I interpreted it differently. I think he was saying that the NSF funding for HPC should be concentrated in fewer sites, similar to what the DOE has done with their leadership computing facilities (LCFs): Argonne Leadership Computing Facility (ALCF) and Oak Ridge Leadership Computing Facility (ORLCF). By concentrating their resources in fewer locations, they can take advantage of economies of scale:

1. Pay for two large data centers instead of 5 or 10
2. Higher a somewhat larger, but much more talented staff whose talents can be spread out over several clusters and storage systems rather than many smaller support staffs with (most likely) less capabilities for each site.

And on, and on.

By committing heavily to less sites, it's easier for the NSF to focus on providing a stable financial footing, than having to constantly spread the money around many different sites like they're broadcasting seeding a lawn.

TL;DR: Put all your eggs into 2-3 baskets, and keep a really good eye on those baskets.

Regarding your comment about 'hero' systems: I read a paper a couple of years ago that the large majority of computational scientists don't need these massive exascale systems - most only need a 'department'-sized cluster with ~1024 cores. I believe SDSC did their own study with XSEDE data and came to the same conclusion (Glenn actually told me this. I'm not sure if this is published anywhere).
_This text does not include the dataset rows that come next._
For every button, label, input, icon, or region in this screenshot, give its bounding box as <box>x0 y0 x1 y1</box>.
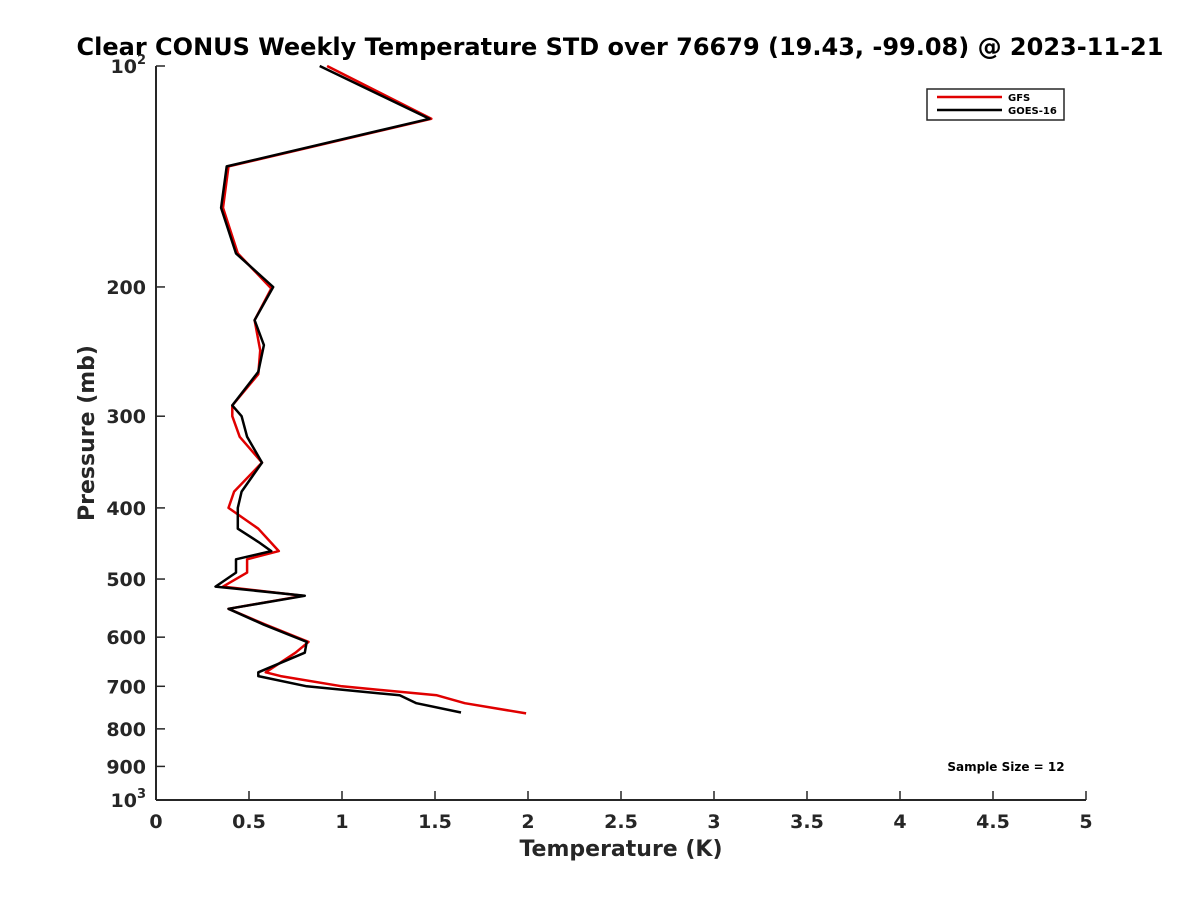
x-tick-label: 4.5 <box>976 811 1010 833</box>
x-tick-label: 4 <box>893 811 906 833</box>
chart-title: Clear CONUS Weekly Temperature STD over … <box>77 33 1164 61</box>
y-ticks: 102 200 300 400 500 600 700 800 900 103 <box>106 53 165 812</box>
y-tick-label: 300 <box>106 406 146 428</box>
legend-label-goes-16: GOES-16 <box>1008 106 1057 117</box>
series-lines <box>214 64 527 715</box>
series-line-goes-16 <box>214 64 462 714</box>
x-tick-label: 0.5 <box>232 811 266 833</box>
series-line-gfs <box>221 64 527 715</box>
y-tick-label: 800 <box>106 719 146 741</box>
y-tick-label: 700 <box>106 676 146 698</box>
x-tick-label: 0 <box>149 811 162 833</box>
y-axis-label: Pressure (mb) <box>75 345 100 521</box>
x-tick-label: 2.5 <box>604 811 638 833</box>
sample-size-annotation: Sample Size = 12 <box>947 760 1064 774</box>
x-tick-label: 5 <box>1079 811 1092 833</box>
plot-area: 0 0.5 1 1.5 2 2.5 3 3.5 4 4.5 5 102 200 300 400 500 600… <box>106 53 1092 833</box>
legend-box <box>926 88 1065 121</box>
y-tick-label: 900 <box>106 756 146 778</box>
x-tick-label: 1 <box>335 811 348 833</box>
legend: GFS GOES-16 <box>926 88 1065 121</box>
x-tick-label: 3 <box>707 811 720 833</box>
y-tick-label: 600 <box>106 627 146 649</box>
legend-label-gfs: GFS <box>1008 93 1030 104</box>
y-tick-label: 400 <box>106 498 146 520</box>
x-tick-label: 3.5 <box>790 811 824 833</box>
y-tick-label: 102 <box>111 53 147 78</box>
x-ticks: 0 0.5 1 1.5 2 2.5 3 3.5 4 4.5 5 <box>149 791 1093 833</box>
y-tick-label: 200 <box>106 277 146 299</box>
y-tick-label: 500 <box>106 569 146 591</box>
x-tick-label: 2 <box>521 811 534 833</box>
x-axis-label: Temperature (K) <box>519 837 722 862</box>
y-tick-label: 103 <box>111 787 147 812</box>
x-tick-label: 1.5 <box>418 811 452 833</box>
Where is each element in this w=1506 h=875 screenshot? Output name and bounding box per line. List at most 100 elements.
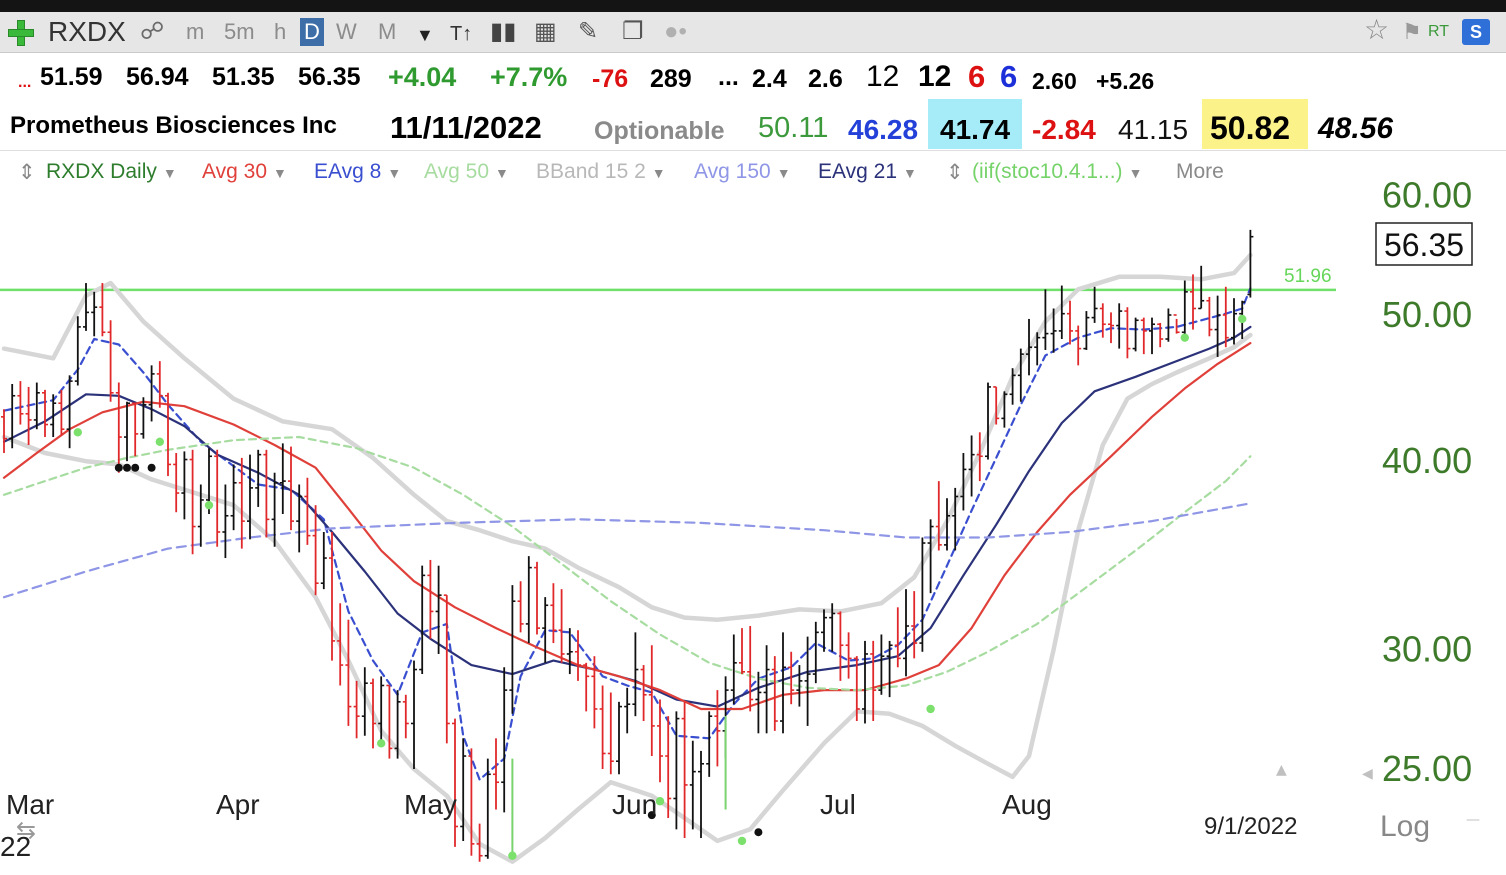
indicator-dropdown-icon[interactable]: ▼ — [273, 165, 287, 181]
add-plus-icon[interactable] — [8, 20, 34, 46]
scroll-arrows-icon[interactable]: ⇆ — [16, 816, 36, 844]
price-bar — [812, 621, 819, 684]
green-signal-dot — [926, 704, 935, 714]
indicator-1[interactable]: Avg 30 ▼ — [202, 160, 287, 184]
price-bar — [657, 699, 663, 783]
collapse-icon[interactable]: — — [1466, 812, 1480, 828]
log-scale-toggle[interactable]: Log — [1380, 810, 1430, 843]
indicator-dropdown-icon[interactable]: ▼ — [387, 165, 402, 181]
price-bar — [624, 687, 631, 734]
timeframe-hour[interactable]: h — [274, 19, 287, 44]
price-bar — [493, 738, 499, 810]
indicator-0[interactable]: RXDX Daily ▼ — [46, 160, 177, 184]
quote-field-6: 50.82 — [1210, 110, 1291, 146]
indicator-dropdown-icon[interactable]: ▼ — [1128, 165, 1143, 181]
price-bar — [214, 449, 221, 547]
bollinger-lower-line — [1, 332, 1253, 864]
quote-value-8: 6 — [1000, 59, 1018, 94]
s-button[interactable]: S — [1462, 19, 1490, 45]
y-tick-label: 40.00 — [1382, 440, 1472, 481]
indicator-dropdown-icon[interactable]: ▼ — [162, 165, 177, 181]
price-bar — [148, 365, 155, 422]
notes-icon[interactable]: ❐ — [622, 18, 644, 45]
price-bar — [173, 453, 180, 513]
y-tick-label: 50.00 — [1382, 294, 1472, 335]
green-signal-dot — [73, 428, 83, 437]
price-bar — [50, 394, 57, 438]
x-tick-label: Jun — [612, 789, 657, 820]
realtime-label[interactable]: RT — [1428, 23, 1450, 40]
timeframe-5min[interactable]: 5m — [224, 19, 255, 44]
price-bar — [796, 665, 803, 707]
price-bar — [706, 711, 713, 777]
last-date-label: 9/1/2022 — [1204, 813, 1297, 840]
quote-change: +4.04 — [388, 62, 457, 92]
drag-handle-icon[interactable]: ⇕ — [946, 161, 964, 184]
bar-chart-icon[interactable]: ▮▮ — [490, 18, 517, 45]
quote-field-7: 48.56 — [1318, 112, 1394, 145]
timeframe-dropdown-icon[interactable]: ▼ — [416, 25, 434, 45]
price-bar — [165, 392, 171, 477]
indicator-label-0: RXDX Daily — [46, 160, 157, 183]
price-bar — [976, 432, 983, 482]
timeframe-weekly[interactable]: W — [336, 19, 357, 44]
price-bar — [804, 636, 811, 726]
indicator-dropdown-icon[interactable]: ▼ — [495, 165, 509, 181]
window-top-bar — [0, 0, 1506, 12]
price-bar — [558, 589, 565, 663]
price-bar — [1058, 285, 1065, 340]
quote-low: 51.35 — [212, 63, 275, 91]
price-bar — [886, 640, 893, 698]
indicator-7[interactable]: (iif(stoc10.4.1...) ▼ — [972, 160, 1142, 184]
flag-icon[interactable]: ⚑ — [1402, 19, 1422, 44]
last-price-label: 56.35 — [1384, 227, 1464, 263]
indicator-6[interactable]: EAvg 21 ▼ — [818, 160, 917, 184]
timeframe-monthly[interactable]: M — [378, 19, 397, 44]
quote-open: 51.59 — [40, 63, 103, 91]
more-button[interactable]: More — [1176, 160, 1224, 183]
scroll-up-icon[interactable]: ▲ — [1276, 762, 1287, 778]
price-bar — [607, 692, 614, 775]
price-bar — [370, 678, 376, 749]
price-bar — [714, 690, 721, 767]
price-bar — [329, 531, 335, 661]
price-bar — [288, 446, 294, 531]
grid-add-icon[interactable]: ▦ — [534, 18, 557, 45]
price-bar — [894, 607, 901, 668]
price-bar — [1132, 317, 1139, 352]
y-tick-label: 30.00 — [1382, 629, 1472, 670]
link-icon[interactable]: ☍ — [140, 18, 165, 45]
indicator-3[interactable]: Avg 50 ▼ — [424, 160, 509, 184]
price-bar — [1026, 318, 1032, 376]
price-bar — [476, 823, 483, 862]
quote-field-3: 41.74 — [940, 114, 1011, 145]
price-bar — [1140, 317, 1147, 355]
price-bar — [1083, 311, 1090, 350]
price-bar — [944, 498, 950, 551]
symbol-box[interactable]: RXDX — [48, 16, 126, 47]
share-icon[interactable]: ●• — [664, 18, 687, 45]
indicator-4[interactable]: BBand 15 2 ▼ — [536, 160, 666, 184]
timeframe-minute[interactable]: m — [186, 19, 205, 44]
pencil-icon[interactable]: ✎ — [578, 18, 599, 45]
price-bar — [878, 634, 885, 695]
indicator-label-5: Avg 150 — [694, 160, 771, 183]
price-bar — [435, 565, 442, 654]
price-bar — [730, 634, 737, 705]
black-signal-dot — [123, 463, 131, 472]
indicator-dropdown-icon[interactable]: ▼ — [651, 165, 666, 181]
indicator-5[interactable]: Avg 150 ▼ — [694, 160, 791, 184]
scroll-left-icon[interactable]: ◀ — [1362, 766, 1373, 782]
indicator-dropdown-icon[interactable]: ▼ — [903, 165, 917, 181]
text-tool-icon[interactable]: T↑ — [450, 23, 473, 45]
timeframe-daily[interactable]: D — [300, 18, 324, 46]
price-bar — [9, 384, 16, 449]
price-bar — [747, 626, 754, 712]
indicator-dropdown-icon[interactable]: ▼ — [776, 165, 791, 181]
drag-handle-icon[interactable]: ⇕ — [18, 161, 36, 184]
indicator-2[interactable]: EAvg 8 ▼ — [314, 160, 401, 184]
star-icon[interactable]: ☆ — [1364, 14, 1390, 45]
x-year-label: 22 — [0, 831, 31, 862]
company-name: Prometheus Biosciences Inc — [10, 112, 337, 139]
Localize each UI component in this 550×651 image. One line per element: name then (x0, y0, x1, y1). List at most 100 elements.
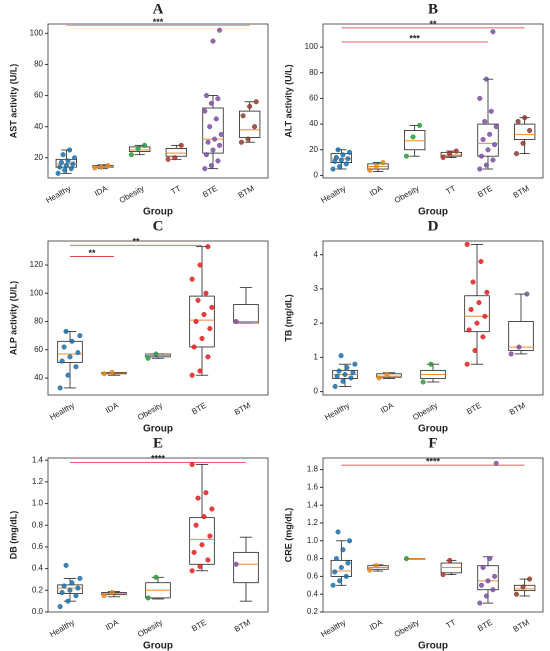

This reminds me of 'The Long Tail' (http://en.wikipedia.org/wiki/Long_tail): The hero systems cater to the small percentage of extremely talented computational scientists at the top of their fields, and the long tail, which is your 'average' computational science PI or grad student at universities around the world, still has to rely on an antiquated small departmental cluster. because the NSF focuses on the hero users to the detriment of the long tail, which actually represents the bulk of their funded scientists.